During an accounting period, a business will generate financial information.
At the period-end, you take this information and prepare an income statement.
The income statement is a report showing how the business performed during the period.
To do this, it shows income, expenses and profit.
At the same time, you prepare a balance sheet
To understand this report, it helps to see how it is formed.
How a Balance Sheet is Formed
When starting a business, the business owner may invest some of their own capital.
The business owner would deposit this money in the business’s bank account.
At the same time, the business owner may borrow money from a friend or relative.
The business owner would deposit this money in the bank, as well.
You could create a balance sheet, right here.
A balance sheet shows a business’s assets, liabilities, and equity.
It is usually prepared at period-end, but it can be prepared at any time,
No matter when it is prepared, it will provide a snap shot of what the business owns and what it owes at that point in time.
This is how you track changes in what the business owns or what is owed to it
It also allows you track changes in what is owed to others
This helps you keep track of how much money is now owed to the owner
Assets include cash, things owned, and money owed to the business.
This is the first thing to be shown on a balance sheet.
Cash held at the bank is known as a current asset.

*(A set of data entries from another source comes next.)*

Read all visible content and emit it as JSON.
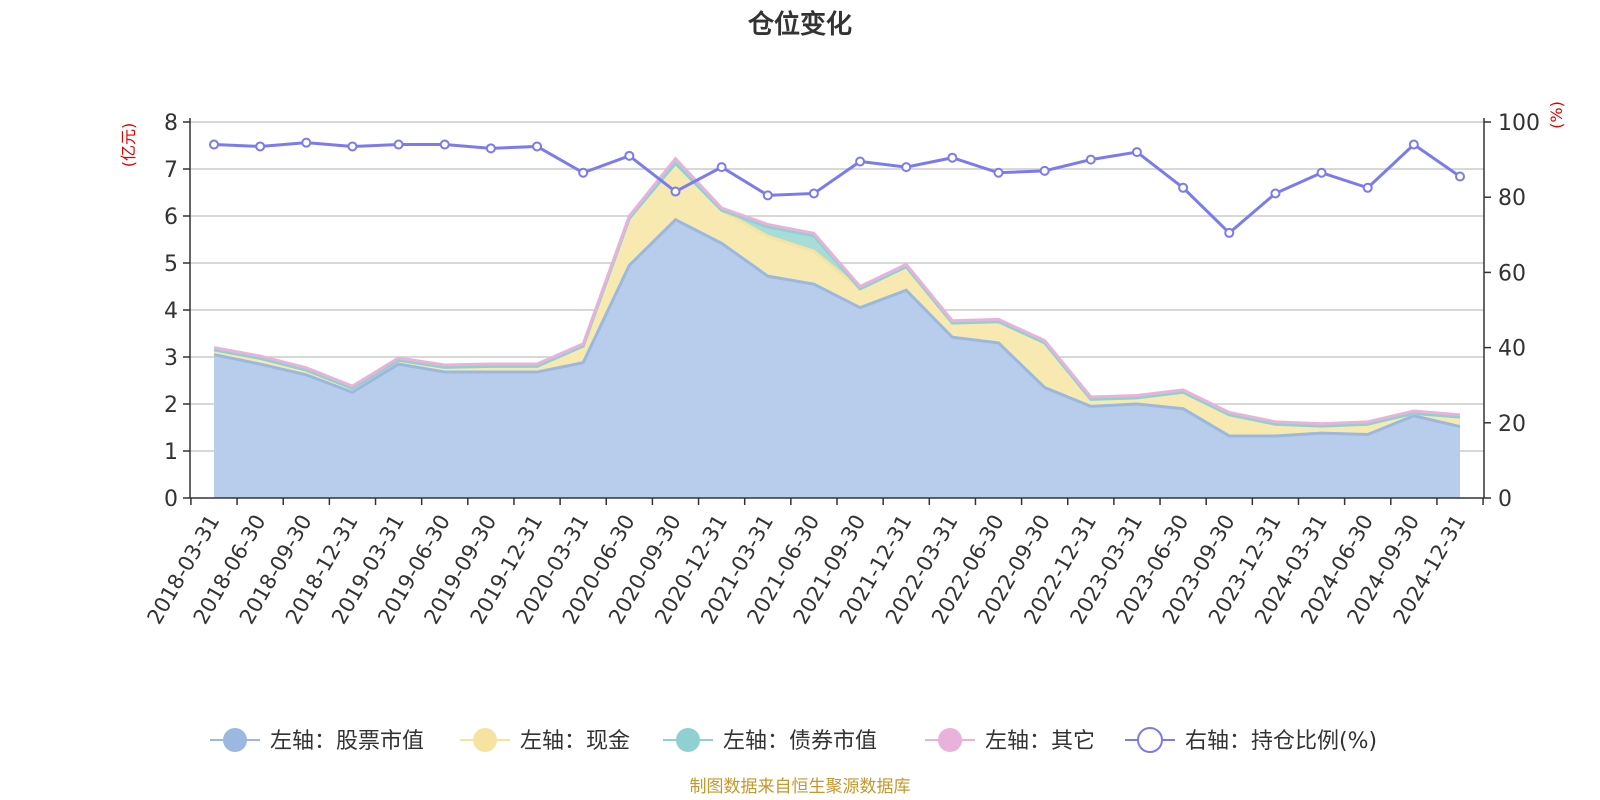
{
  "chart_data": {
    "type": "area",
    "title": "仓位变化",
    "left_unit": "(亿元)",
    "right_unit": "(%)",
    "ylim_left": [
      0,
      8
    ],
    "ylim_right": [
      0,
      100
    ],
    "left_ticks": [
      0,
      1,
      2,
      3,
      4,
      5,
      6,
      7,
      8
    ],
    "right_ticks": [
      0,
      20,
      40,
      60,
      80,
      100
    ],
    "categories": [
      "2018-03-31",
      "2018-06-30",
      "2018-09-30",
      "2018-12-31",
      "2019-03-31",
      "2019-06-30",
      "2019-09-30",
      "2019-12-31",
      "2020-03-31",
      "2020-06-30",
      "2020-09-30",
      "2020-12-31",
      "2021-03-31",
      "2021-06-30",
      "2021-09-30",
      "2021-12-31",
      "2022-03-31",
      "2022-06-30",
      "2022-09-30",
      "2022-12-31",
      "2023-03-31",
      "2023-06-30",
      "2023-09-30",
      "2023-12-31",
      "2024-03-31",
      "2024-06-30",
      "2024-09-30",
      "2024-12-31"
    ],
    "series": [
      {
        "name": "左轴：股票市值",
        "axis": "left",
        "color": "#9bb8e0",
        "fill": "#b7cdeb",
        "values": [
          3.05,
          2.85,
          2.62,
          2.25,
          2.85,
          2.68,
          2.68,
          2.68,
          2.88,
          4.95,
          5.92,
          5.42,
          4.72,
          4.55,
          4.05,
          4.42,
          3.42,
          3.3,
          2.35,
          1.95,
          2.0,
          1.9,
          1.32,
          1.32,
          1.38,
          1.35,
          1.75,
          1.52
        ]
      },
      {
        "name": "左轴：现金",
        "axis": "left",
        "color": "#f5e3a0",
        "fill": "#f8e9b0",
        "values": [
          0.1,
          0.12,
          0.1,
          0.08,
          0.08,
          0.1,
          0.12,
          0.12,
          0.35,
          1.0,
          1.2,
          0.7,
          0.85,
          0.7,
          0.4,
          0.5,
          0.3,
          0.45,
          0.95,
          0.15,
          0.13,
          0.35,
          0.45,
          0.25,
          0.15,
          0.22,
          0.05,
          0.2
        ]
      },
      {
        "name": "左轴：债券市值",
        "axis": "left",
        "color": "#8fd0d0",
        "fill": "#a8dcd8",
        "values": [
          0,
          0,
          0,
          0,
          0,
          0,
          0,
          0,
          0,
          0,
          0,
          0,
          0.2,
          0.33,
          0,
          0,
          0,
          0,
          0,
          0,
          0,
          0,
          0,
          0,
          0,
          0,
          0,
          0
        ]
      },
      {
        "name": "左轴：其它",
        "axis": "left",
        "color": "#e8b2da",
        "fill": "#efc7e4",
        "values": [
          0.05,
          0.05,
          0.05,
          0.05,
          0.05,
          0.05,
          0.05,
          0.05,
          0.05,
          0.05,
          0.1,
          0.05,
          0.05,
          0.05,
          0.05,
          0.05,
          0.05,
          0.05,
          0.05,
          0.05,
          0.05,
          0.05,
          0.05,
          0.05,
          0.05,
          0.05,
          0.05,
          0.05
        ]
      },
      {
        "name": "右轴：持仓比例(%)",
        "axis": "right",
        "color": "#7b7bee",
        "values": [
          94,
          93.5,
          94.5,
          93.5,
          94,
          94,
          93,
          93.5,
          86.5,
          91,
          81.5,
          88,
          80.5,
          81,
          89.5,
          88,
          90.5,
          86.5,
          87,
          90,
          92,
          82.5,
          70.5,
          81,
          86.5,
          82.5,
          94,
          85.5
        ]
      }
    ],
    "legend_position": "bottom-center"
  },
  "footer": {
    "source": "制图数据来自恒生聚源数据库"
  }
}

Current assets are either cash or things that can be turned into cash with the coming year.
The balance sheet also shows liabilities.
Liabilities show money owed to others, for loans and so on.
On the balance sheet, they are shown in the liabilities & equity section
If the loan is a long term loan, you list it as a noncurrent liability.
Noncurrent liabilities are expected to be repaid in a year or more.
The balance sheet also shows equity.
Equity is the difference between assets & liabilities.
It shows how much money the business owes to its owners or shareholders
Theoretically, the business could cash out its assets.
Then it could use this money to pay back any loans etc.
Any money left over would belong to the owner.
Equity is shown in the equity area of the balance sheet.
You list any capital injections under owner’s capital.
If updated correctly, the balance sheet should balance.
You test for this with the formula Assets = Liabilities + Equity
First, you add up the asset side of the balance sheet.
Then you add up the liabilities & equity side.
If correct, the two sides will be equal.
After this, the business owner may use some of the cash to buy equipment.
Once again, you could prepare a balance sheet.
In this case, you would list the equipment as a noncurrent asset.
This is because you expect the equipment to last longer than a year
Next, the business may buy goods to sell
If purchased on credit, the goods would come from a supplier.
The business may then sell some of these goods.
If sold on credit, you record the sale in the customer’s account.
At this point, you could prepare yet another balance sheet.
Suppliers are known collectively as accounts payable
You list accounts payable under current liabilities.
Customers are know as accounts receivable.
You list accounts receivable as a current asset.
After this, the business will add more sales & expenses for the period.
At period-end, you prepare an income statement.
The income statement shows net income or profit for the period.
This profit is transferred to retained earnings via income summary.
Retained earnings are shown in the equity section of the balance sheet.
If calculated profit is correct, assets will equal liabilities + equity
This means the balance sheet will balance.